In Artin's "Algebra", he recommends proving this by "working with exponents, and use the description of the subgroups of (Z,+)." The recommended proof makes sense to me, but I have been unable to confirm if this alternative proof is also valid. Is it even possible to prove this fact without resorting to relative primality, Lagrange, or the first isomorphism theorem?
"Suppose a group (G,* ) is cyclic. Then there exists x in G such that (x)=G. Let H be a subset of G. Suppose that H is not cyclic. Then x is not a member of H, since otherwise (H,* )=(x)=(G,* ). So suppose that H is a proper subset of G.
Suppose that (G,* ) has other proper subgroups, and let F be a proper subset of G. That is, there exists y in G such that (y)=(F,* ). Since H is not cyclic, for all y in G such that (y)=(F,* ), H is not equal to F and y is not in H.
Suppose that (H,* ) is a group. For all x and y in G and with F a proper subset of G, either (x)=(G,* ) or (y)=(F,* ). If (H,* ) is a group then it is closed under the product.
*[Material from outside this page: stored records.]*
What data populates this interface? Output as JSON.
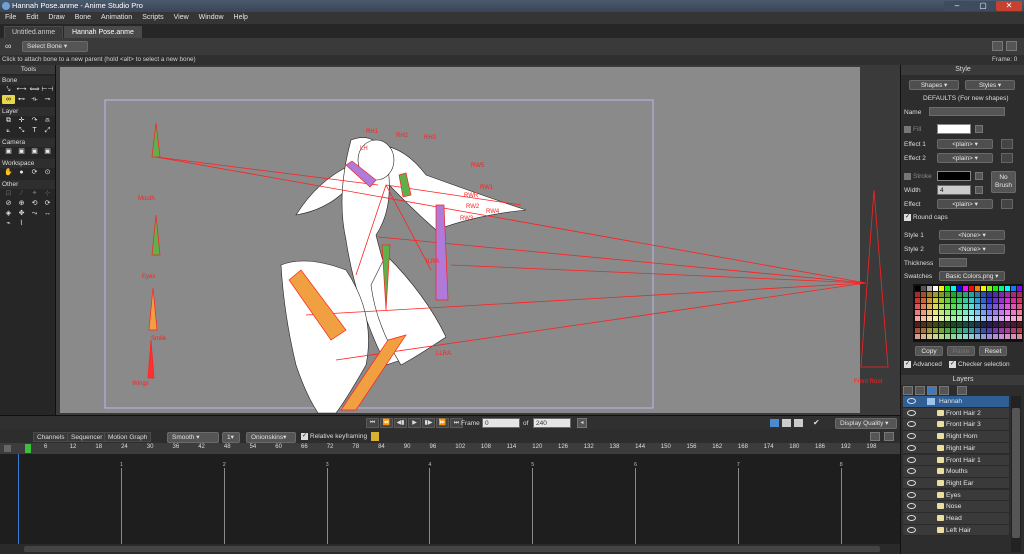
{
  "window": {
    "title": "Hannah Pose.anme - Anime Studio Pro",
    "minimize": "–",
    "maximize": "▢",
    "close": "✕"
  },
  "menu": [
    "File",
    "Edit",
    "Draw",
    "Bone",
    "Animation",
    "Scripts",
    "View",
    "Window",
    "Help"
  ],
  "tabs": [
    {
      "label": "Untitled.anme",
      "active": false
    },
    {
      "label": "Hannah Pose.anme",
      "active": true
    }
  ],
  "tool_options": {
    "select_bone": "Select Bone"
  },
  "status": {
    "message": "Click to attach bone to a new parent (hold <alt> to select a new bone)",
    "frame_readout": "Frame: 0"
  },
  "tools": {
    "title": "Tools",
    "sections": [
      {
        "name": "Bone",
        "rows": [
          [
            "⤥",
            "⟷",
            "⟺",
            "⊢⊣"
          ],
          [
            "∞",
            "⊷",
            "⟛",
            "⊸"
          ]
        ]
      },
      {
        "name": "Layer",
        "rows": [
          [
            "⧉",
            "✛",
            "↷",
            "⍝"
          ],
          [
            "⟀",
            "⤡",
            "T",
            "⤢"
          ]
        ]
      },
      {
        "name": "Camera",
        "rows": [
          [
            "▣",
            "▣",
            "▣",
            "▣"
          ]
        ]
      },
      {
        "name": "Workspace",
        "rows": [
          [
            "✋",
            "●",
            "⟳",
            "⊙"
          ]
        ]
      },
      {
        "name": "Other",
        "rows": [
          [
            "⊡",
            "∕",
            "✦",
            "⊹"
          ],
          [
            "⊘",
            "⊕",
            "⟲",
            "⟳"
          ],
          [
            "◈",
            "✥",
            "⤳",
            "↔"
          ],
          [
            "⌁",
            "⌇",
            "",
            ""
          ]
        ]
      }
    ]
  },
  "bone_labels": {
    "mouth": "Mouth",
    "eyes": "Eyes",
    "smile": "Smile",
    "wings": "Wings",
    "front_root": "Front Root",
    "rwr": "RWR",
    "rw1": "RW1",
    "rw2": "RW2",
    "rw3": "RW3",
    "rw4": "RW4",
    "rw5": "RW5",
    "ilra": "ILRA",
    "llra": "LLRA",
    "rh1": "RH1",
    "rh2": "RH2",
    "rh3": "RH3",
    "lh": "LH"
  },
  "transport": {
    "frame_label": "Frame",
    "frame_value": "0",
    "of_label": "of",
    "end_value": "240",
    "display_quality": "Display Quality",
    "buttons": [
      "⏮",
      "⏪",
      "◀▮",
      "▶",
      "▮▶",
      "⏩",
      "⏭"
    ]
  },
  "timeline": {
    "tabs": [
      "Channels",
      "Sequencer",
      "Motion Graph"
    ],
    "interp": "Smooth",
    "interp_count": "1",
    "onionskins": "Onionskins",
    "relative_keyframing": "Relative keyframing",
    "ruler_ticks": [
      "6",
      "12",
      "18",
      "24",
      "30",
      "36",
      "42",
      "48",
      "54",
      "60",
      "66",
      "72",
      "78",
      "84",
      "90",
      "96",
      "102",
      "108",
      "114",
      "120",
      "126",
      "132",
      "138",
      "144",
      "150",
      "156",
      "162",
      "168",
      "174",
      "180",
      "186",
      "192",
      "198"
    ],
    "second_marks": [
      "1",
      "2",
      "3",
      "4",
      "5",
      "6",
      "7",
      "8"
    ]
  },
  "style_panel": {
    "title": "Style",
    "shapes": "Shapes",
    "styles": "Styles",
    "defaults": "DEFAULTS (For new shapes)",
    "name_label": "Name",
    "fill_label": "Fill",
    "fill_color": "#ffffff",
    "effect1_label": "Effect 1",
    "effect1_value": "<plain>",
    "effect2_label": "Effect 2",
    "effect2_value": "<plain>",
    "stroke_label": "Stroke",
    "stroke_color": "#000000",
    "width_label": "Width",
    "width_value": "4",
    "no_brush_1": "No",
    "no_brush_2": "Brush",
    "effect_label": "Effect",
    "effect_value": "<plain>",
    "round_caps": "Round caps",
    "style1_label": "Style 1",
    "style1_value": "<None>",
    "style2_label": "Style 2",
    "style2_value": "<None>",
    "thickness_label": "Thickness",
    "swatches_label": "Swatches",
    "swatches_value": "Basic Colors.png",
    "copy": "Copy",
    "paste": "Paste",
    "reset": "Reset",
    "advanced": "Advanced",
    "checker_selection": "Checker selection"
  },
  "layers_panel": {
    "title": "Layers",
    "items": [
      {
        "name": "Hannah",
        "active": true
      },
      {
        "name": "Front Hair 2",
        "active": false
      },
      {
        "name": "Front Hair 3",
        "active": false
      },
      {
        "name": "Right Horn",
        "active": false
      },
      {
        "name": "Right Hair",
        "active": false
      },
      {
        "name": "Front Hair 1",
        "active": false
      },
      {
        "name": "Mouths",
        "active": false
      },
      {
        "name": "Right Ear",
        "active": false
      },
      {
        "name": "Eyes",
        "active": false
      },
      {
        "name": "Nose",
        "active": false
      },
      {
        "name": "Head",
        "active": false
      },
      {
        "name": "Left Hair",
        "active": false
      }
    ]
  },
  "colors": {
    "accent_select": "#e6d84a",
    "layer_active": "#2f5f95",
    "bone_red": "#ff2020",
    "canvas_gray": "#8a8a8a"
  }
}
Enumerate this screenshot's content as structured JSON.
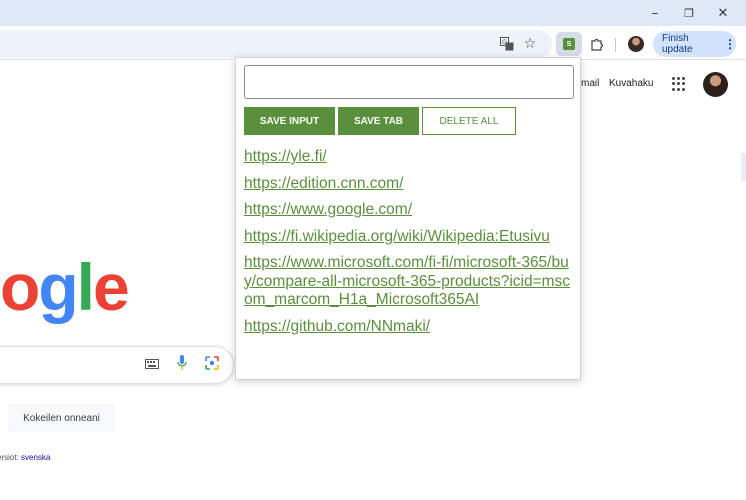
{
  "browser": {
    "window_controls": {
      "minimize": "–",
      "restore": "❐",
      "close": "✕"
    },
    "toolbar": {
      "translate_icon": "translate-icon",
      "bookmark_icon": "star-icon",
      "extension_badge": "S",
      "finish_update_label": "Finish update",
      "menu_icon": "⋮"
    }
  },
  "google": {
    "header_links": [
      "mail",
      "Kuvahaku"
    ],
    "logo_letters": [
      {
        "char": "o",
        "color": "#ea4335"
      },
      {
        "char": "g",
        "color": "#4285f4"
      },
      {
        "char": "l",
        "color": "#34a853"
      },
      {
        "char": "e",
        "color": "#ea4335"
      }
    ],
    "lucky_button": "Kokeilen onneani",
    "language_prefix": "ersiot:",
    "language_link": "svenska"
  },
  "popup": {
    "input_value": "",
    "buttons": {
      "save_input": "SAVE INPUT",
      "save_tab": "SAVE TAB",
      "delete_all": "DELETE ALL"
    },
    "links": [
      "https://yle.fi/",
      "https://edition.cnn.com/",
      "https://www.google.com/",
      "https://fi.wikipedia.org/wiki/Wikipedia:Etusivu",
      "https://www.microsoft.com/fi-fi/microsoft-365/buy/compare-all-microsoft-365-products?icid=mscom_marcom_H1a_Microsoft365AI",
      "https://github.com/NNmaki/"
    ],
    "accent_color": "#5a8f3c"
  }
}
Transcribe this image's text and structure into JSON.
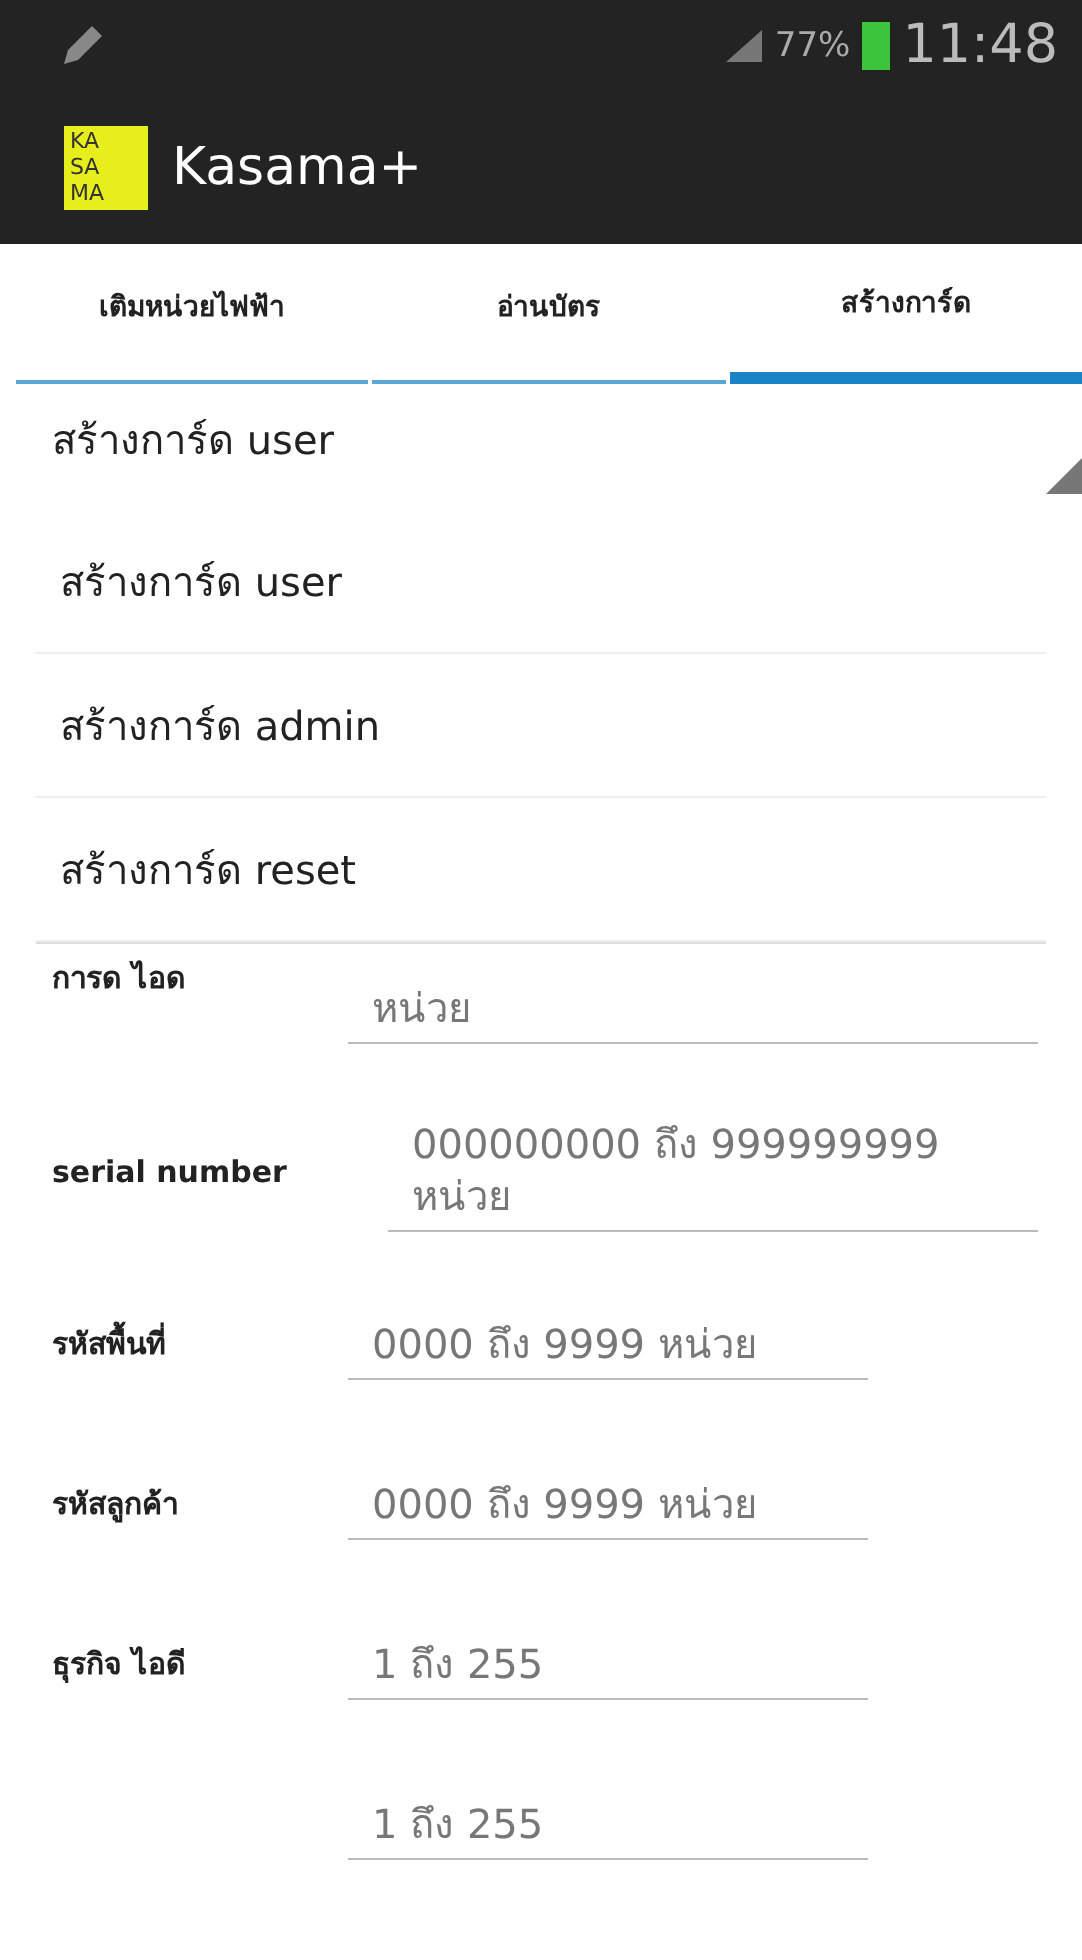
{
  "status_bar": {
    "battery": "77%",
    "time": "11:48"
  },
  "app_bar": {
    "logo_lines": [
      "KA",
      "SA",
      "MA"
    ],
    "title": "Kasama+"
  },
  "tabs": [
    {
      "label": "เติมหน่วยไฟฟ้า",
      "selected": false
    },
    {
      "label": "อ่านบัตร",
      "selected": false
    },
    {
      "label": "สร้างการ์ด",
      "selected": true
    }
  ],
  "spinner": {
    "value": "สร้างการ์ด user"
  },
  "dropdown": {
    "items": [
      {
        "label": "สร้างการ์ด user"
      },
      {
        "label": "สร้างการ์ด admin"
      },
      {
        "label": "สร้างการ์ด  reset"
      }
    ]
  },
  "form": {
    "fields": [
      {
        "label": "การด ไอด",
        "placeholder": "หน่วย"
      },
      {
        "label": "serial number",
        "placeholder": "000000000 ถึง 999999999 หน่วย"
      },
      {
        "label": "รหัสพื้นที่",
        "placeholder": "0000 ถึง  9999 หน่วย"
      },
      {
        "label": "รหัสลูกค้า",
        "placeholder": "0000 ถึง 9999 หน่วย"
      },
      {
        "label": "ธุรกิจ ไอดี",
        "placeholder": "1 ถึง 255"
      },
      {
        "placeholder": "1 ถึง 255"
      }
    ]
  }
}
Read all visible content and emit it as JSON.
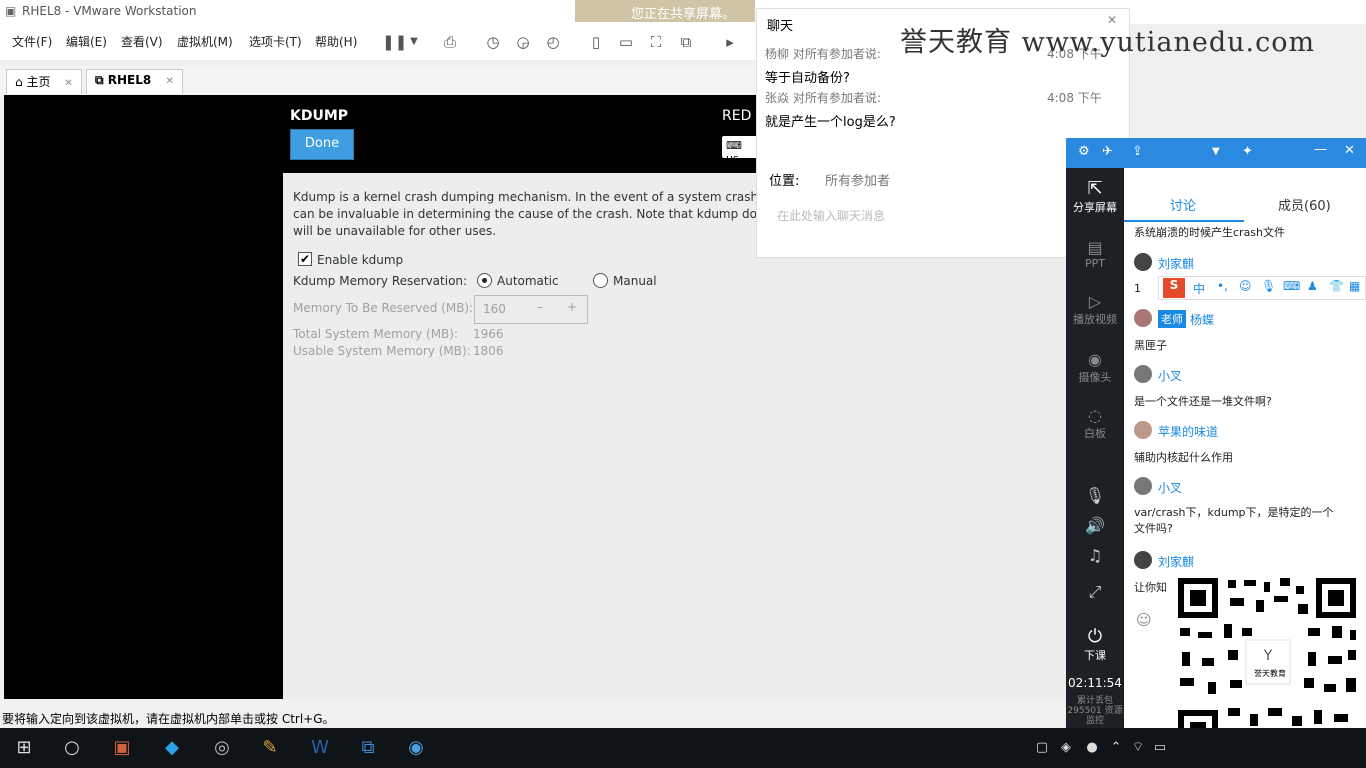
{
  "window": {
    "title": "RHEL8 - VMware Workstation",
    "menu": [
      "文件(F)",
      "编辑(E)",
      "查看(V)",
      "虚拟机(M)",
      "选项卡(T)",
      "帮助(H)"
    ],
    "tabs": [
      "主页",
      "RHEL8"
    ],
    "status_text": "要将输入定向到该虚拟机，请在虚拟机内部单击或按 Ctrl+G。"
  },
  "share_banner": "您正在共享屏幕。",
  "kdump": {
    "title": "KDUMP",
    "done_label": "Done",
    "distro_label": "RED",
    "kbd_label": "us",
    "desc_line1": "Kdump is a kernel crash dumping mechanism. In the event of a system crash, kd",
    "desc_line2": "can be invaluable in determining the cause of the crash. Note that kdump does r",
    "desc_line3": "will be unavailable for other uses.",
    "enable_label": "Enable kdump",
    "enable_checked": true,
    "reservation_label": "Kdump Memory Reservation:",
    "option_automatic": "Automatic",
    "option_manual": "Manual",
    "selected_option": "Automatic",
    "memory_reserved_label": "Memory To Be Reserved (MB):",
    "memory_reserved_value": "160",
    "total_memory_label": "Total System Memory (MB):",
    "total_memory_value": "1966",
    "usable_memory_label": "Usable System Memory (MB):",
    "usable_memory_value": "1806"
  },
  "chat": {
    "title": "聊天",
    "messages": [
      {
        "sender": "杨柳 对所有参加者说:",
        "time": "4:08 下午",
        "text": "等于自动备份?"
      },
      {
        "sender": "张焱 对所有参加者说:",
        "time": "4:08 下午",
        "text": "就是产生一个log是么?"
      }
    ],
    "position_label": "位置:",
    "position_value": "所有参加者",
    "input_placeholder": "在此处输入聊天消息"
  },
  "watermark": "誉天教育 www.yutianedu.com",
  "classroom": {
    "tabs": [
      "讨论",
      "成员(60)"
    ],
    "left_items": [
      "分享屏幕",
      "PPT",
      "播放视频",
      "摄像头",
      "白板",
      "下课"
    ],
    "timer": "02:11:54",
    "stats": "累计丢包 295501 资源监控",
    "messages": [
      {
        "name": "",
        "text": "系统崩溃的时候产生crash文件"
      },
      {
        "name": "刘家麒",
        "text": "1"
      },
      {
        "name": "杨蝶",
        "badge": "老师",
        "text": "黑匣子"
      },
      {
        "name": "小叉",
        "text": "是一个文件还是一堆文件啊?"
      },
      {
        "name": "苹果的味道",
        "text": "辅助内核起什么作用"
      },
      {
        "name": "小叉",
        "text": "var/crash下，kdump下，是特定的一个文件吗?"
      },
      {
        "name": "刘家麒",
        "text": "让你知"
      }
    ],
    "ime_label": "中",
    "qr_caption": "誉天教育"
  },
  "colors": {
    "accent": "#2b8ae0",
    "done_button": "#3f9ee2",
    "taskbar": "#0f1418"
  }
}
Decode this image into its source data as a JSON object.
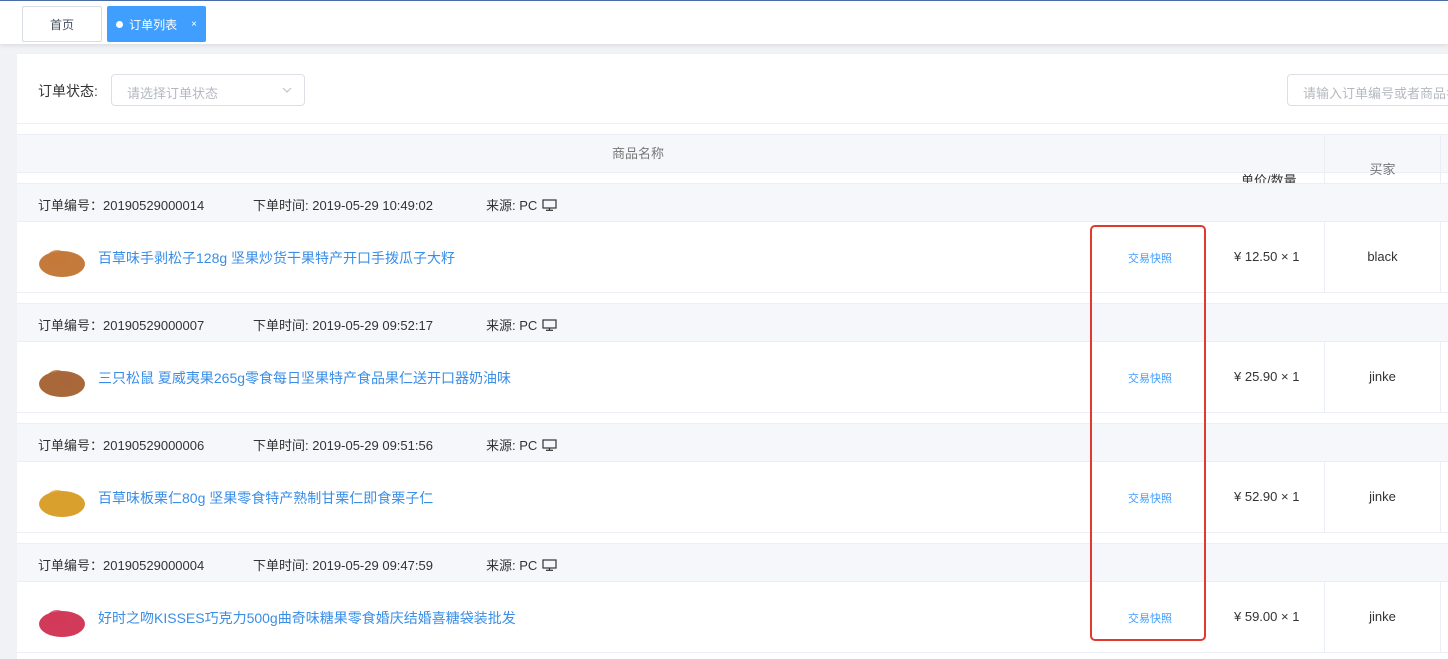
{
  "tabs": [
    {
      "label": "首页",
      "active": false
    },
    {
      "label": "订单列表",
      "active": true,
      "close": "×"
    }
  ],
  "filter": {
    "status_label": "订单状态:",
    "status_placeholder": "请选择订单状态",
    "search_placeholder": "请输入订单编号或者商品名称"
  },
  "table": {
    "col_name": "商品名称",
    "col_price": "单价/数量",
    "col_buyer": "买家"
  },
  "orders": [
    {
      "id_text": "订单编号：20190529000014",
      "time_text": "下单时间: 2019-05-29 10:49:02",
      "source_text": "来源: PC",
      "product": "百草味手剥松子128g 坚果炒货干果特产开口手拨瓜子大籽",
      "snapshot": "交易快照",
      "price": "¥ 12.50 × 1",
      "buyer": "black",
      "thumb_color": "#c47a3a"
    },
    {
      "id_text": "订单编号：20190529000007",
      "time_text": "下单时间: 2019-05-29 09:52:17",
      "source_text": "来源: PC",
      "product": "三只松鼠 夏威夷果265g零食每日坚果特产食品果仁送开口器奶油味",
      "snapshot": "交易快照",
      "price": "¥ 25.90 × 1",
      "buyer": "jinke",
      "thumb_color": "#a8683a"
    },
    {
      "id_text": "订单编号：20190529000006",
      "time_text": "下单时间: 2019-05-29 09:51:56",
      "source_text": "来源: PC",
      "product": "百草味板栗仁80g 坚果零食特产熟制甘栗仁即食栗子仁",
      "snapshot": "交易快照",
      "price": "¥ 52.90 × 1",
      "buyer": "jinke",
      "thumb_color": "#d9a02e"
    },
    {
      "id_text": "订单编号：20190529000004",
      "time_text": "下单时间: 2019-05-29 09:47:59",
      "source_text": "来源: PC",
      "product": "好时之吻KISSES巧克力500g曲奇味糖果零食婚庆结婚喜糖袋装批发",
      "snapshot": "交易快照",
      "price": "¥ 59.00 × 1",
      "buyer": "jinke",
      "thumb_color": "#d23a5a"
    }
  ]
}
Closure implies that neither x or y are in H, since (H,* ) would cyclic in either case. So if (H,* ) is not cyclic, then it is not equal to G or a nonempty proper subset of G, so H is empty.
But if H is empty then (H,* ) is not a group, and so there is a contradiction with all of the suppositions. Therefore H must be cyclic."
After reading this a few times, I think one of the major problems (not already mentioned in the comments) can be found here:
In this excerpt -- specifically, the second sentence -- you are saying that just because $F \subset G$ proper, you can write $(F, *)$ as a cyclic group generated by some $y \in G$. But this assumption -- that a proper subgroup must be cyclic -- is exactly what you are trying to prove.
In fact, a subset $F$ of $G$ (inheriting the group operation from $G$) need not form a subgroup at all. And if it does form a subgroup, then (again) you cannot assume it'll be cyclic or you are simply assuming that which you've set out to prove.